WHO Budget Commitments Disappoint Global Health Advocates
WHO Watchers in Geneva
Fran Quigley, in Geneva
The election of Dr. Tedros Adhanom Ghebreyesus as the new director-general of the World Health Organization has dominated the news from the 70th World Health Assembly. But, arguably, it was not the most important decision the delegates have made here. The WHA yesterday approved a two-year program budget, which may determine if Dr. Tedros and the global team he will soon lead can make significant strides in accomplishing the mission he has laid out for them: make health a realized human right.
Last year the UN High-Level Panel on the Global Response to Health Crises, brought together to make recommendations in the wake of the 2014 Ebola outbreak, recommended that member states increase their contributions to the WHO budget by 10%. Unfortunately, the WHA delegates yesterday approved a budget that increases assessed contributions by only 3%.
Gargeya Telakapalli, one of a dozen WHO Watchers at the WHA, is not impressed, claiming “3% is basically nothing, if you factor in inflation.” The WGO Watchers are young global health advocates working through People’s Health Movement and Medicus Mundi International. They have been trained to research, report (check out their impressively comprehensive and up-to-date WHO Tracker here) and advocate on global health issues to the Assembly.
The People’s Health Movement position on the WHO budget is quite clear: “WHO’s total budget is ridiculously small in comparison with the needs it faces and its outcomes potential.”

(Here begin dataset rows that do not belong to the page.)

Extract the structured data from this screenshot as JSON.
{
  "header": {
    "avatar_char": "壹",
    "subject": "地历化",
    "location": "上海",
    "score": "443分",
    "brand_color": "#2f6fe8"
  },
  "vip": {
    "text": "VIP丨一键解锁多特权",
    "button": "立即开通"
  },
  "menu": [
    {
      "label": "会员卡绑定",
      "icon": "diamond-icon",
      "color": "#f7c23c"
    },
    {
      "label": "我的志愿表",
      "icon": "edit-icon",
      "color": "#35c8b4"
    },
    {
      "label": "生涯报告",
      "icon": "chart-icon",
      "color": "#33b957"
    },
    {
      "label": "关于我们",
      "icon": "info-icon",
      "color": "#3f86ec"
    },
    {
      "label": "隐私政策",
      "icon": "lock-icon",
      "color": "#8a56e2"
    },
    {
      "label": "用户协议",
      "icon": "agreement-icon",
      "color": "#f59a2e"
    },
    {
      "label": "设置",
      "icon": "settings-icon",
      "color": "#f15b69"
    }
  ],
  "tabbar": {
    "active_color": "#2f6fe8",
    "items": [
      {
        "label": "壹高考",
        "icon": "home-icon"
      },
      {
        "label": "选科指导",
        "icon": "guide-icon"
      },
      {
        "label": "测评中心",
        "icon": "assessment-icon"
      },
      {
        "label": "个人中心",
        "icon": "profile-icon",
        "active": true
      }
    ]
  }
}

In a conversation outside the Palais de Nations where the WHA is convening, Telakapalli’s colleague Renée de Jong pushes over her laptop screen to show a bar graph that illustrates WHO’s financial problem. WHO leadership has flexibility to direct assessed contributions toward the collective priorities of its member states, she explains. But the graph shows that those contributions are only about 20% of its budget, with the balance coming from voluntary contributions with strings attached that reflect the priorities of the donors. “Some countries prefer to earmark their contributions so they go where they want to,” de Jong says. “If every country decides what they will support or starve, it gives them power.” And it gives WHO leadership headaches, as most of its funds are tied up with donors’ priorities, not the priorities of the overall global community.
The demise of the proposed 10% increase in assessed contributions means that one of Dr. Tedros’ first priorities is to raise funds through voluntary contributions, and to work to ensure that those dollars can go to the greatest needs. We have our own task, too, says Telakapalli. “Civil society needs to now put pressure on their own countries to fully fund health initiatives domestically, and to support WHO internationally.”
Fran Quigley is a clinical professor and director of the Health and Human Rights Clinic at Indiana University McKinney School of Law. He is the Health and Human Rights Journal correspondent at the World Health Assembly, May 2017.